AI image generators, such as DALL-E2, Canva and DeepArt.io have started wreaking havoc on the artistic industry by appropriating images that are copyright protected, imitating and generating styles of particular artists, and making images that would usually take days in mere seconds. Since A. Michael Noll’s early experiments with algorithmically generated Mondrian imitations, Computer Composition with Lines (1964), computer assisted art has confounded the public and raised question about creativity. Cory Arcangel’s infinite feedback loops of automatic input between two email addresses in Permanent Vacation (2008) parodies emergence; Pindar van Arman’s Cloudpainter using neural networks, AI, and feedback loops, raises questions about computational creativity; and Tom White’s The Treachery of the ImageNet (2017) experiments with computer vision through “perception engines” while problematizing productivity.
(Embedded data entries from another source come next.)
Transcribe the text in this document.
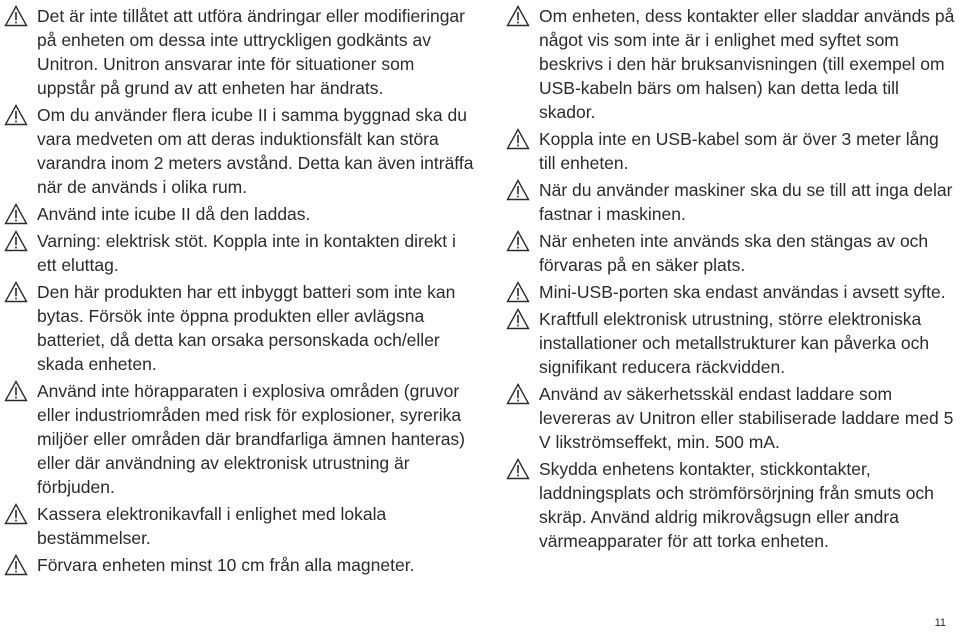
Det är inte tillåtet att utföra ändringar eller modifieringar på enheten om dessa inte uttryckligen godkänts av Unitron. Unitron ansvarar inte för situationer som uppstår på grund av att enheten har ändrats.
Om du använder flera icube II i samma byggnad ska du vara medveten om att deras induktionsfält kan störa varandra inom 2 meters avstånd. Detta kan även inträffa när de används i olika rum.
Använd inte icube II då den laddas.
Varning: elektrisk stöt. Koppla inte in kontakten direkt i ett eluttag.
Den här produkten har ett inbyggt batteri som inte kan bytas. Försök inte öppna produkten eller avlägsna batteriet, då detta kan orsaka personskada och/eller skada enheten.
Använd inte hörapparaten i explosiva områden (gruvor eller industriområden med risk för explosioner, syrerika miljöer eller områden där brandfarliga ämnen hanteras) eller där användning av elektronisk utrustning är förbjuden.
Kassera elektronikavfall i enlighet med lokala bestämmelser.
Förvara enheten minst 10 cm från alla magneter.
Om enheten, dess kontakter eller sladdar används på något vis som inte är i enlighet med syftet som beskrivs i den här bruksanvisningen (till exempel om USB-kabeln bärs om halsen) kan detta leda till skador.
Koppla inte en USB-kabel som är över 3 meter lång till enheten.
När du använder maskiner ska du se till att inga delar fastnar i maskinen.
När enheten inte används ska den stängas av och förvaras på en säker plats.
Mini-USB-porten ska endast användas i avsett syfte.
Kraftfull elektronisk utrustning, större elektroniska installationer och metallstrukturer kan påverka och signifikant reducera räckvidden.
Använd av säkerhetsskäl endast laddare som levereras av Unitron eller stabiliserade laddare med 5 V likströmseffekt, min. 500 mA.
Skydda enhetens kontakter, stickkontakter, laddningsplats och strömförsörjning från smuts och skräp. Använd aldrig mikrovågsugn eller andra värmeapparater för att torka enheten.
11
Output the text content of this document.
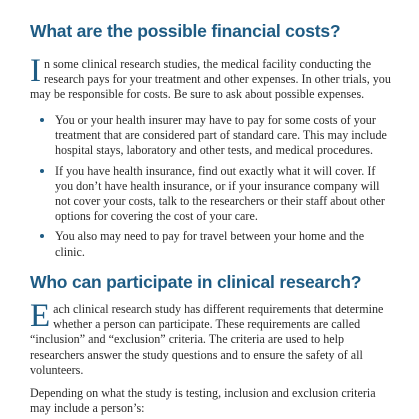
What are the possible financial costs?

I n some clinical research studies, the medical facility conducting the research pays for your treatment and other expenses. In other trials, you may be responsible for costs. Be sure to ask about possible expenses.

You or your health insurer may have to pay for some costs of your treatment that are considered part of standard care. This may include hospital stays, laboratory and other tests, and medical procedures.
If you have health insurance, find out exactly what it will cover. If you don’t have health insurance, or if your insurance company will not cover your costs, talk to the researchers or their staff about other options for covering the cost of your care.
You also may need to pay for travel between your home and the clinic.
Who can participate in clinical research?

E ach clinical research study has different requirements that determine whether a person can participate. These requirements are called “inclusion” and “exclusion” criteria. The criteria are used to help researchers answer the study questions and to ensure the safety of all volunteers.

Depending on what the study is testing, inclusion and exclusion criteria may include a person’s:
Following Ahmed Elgammal premise that AI does not make art, AI assisted art sheds light on notions of artistic thought, creativity, and production. Deleuze’s notion of Code, Simondon’s concept of the Image, and Stiegler’s focus on Technics will shed light on the creative aspect of AI art. For Deleuze, the concept of code brings out questions about aleatory algorithms and their role in imitation/pastiche; for Stiegler technics is a way of bringing something into being through art, but not independently; and for Simondon, the self-generating notion of the image only functions within prescribed schemas. In effect, these philosophers question the notion of independent generation of art while at the same time engaging with art as a necessary part of the system of human thought. From this perspective, a critical approach to AI art can shed light on the future of creativity.

keywords: AI, creativity, code, technics, diagram

Jakub Zdebik, PhD, is an Associate Professor of Art History and Theory and Chair of the Visual Arts Department at the University of Ottawa, Canada. He is the author of Deleuze and the Diagram: Aesthetic Threads in Visual Organization (Continuum, 2012) and Deleuze and the Map-Image: Aesthetics, Information, Code and Digital Art (Bloomsbury, 2019). He has published in RACAR, The Semiotic Review, Drain, ESC: English Studies in Canada, The Brock Review, Deleuze and Guattari Studies, Screen Bodies, and Esse, among others. He has curated exhibitions at the Kennedy Museum of Art, Ohio; Galerie R3; and Gallery Karsh-Masson.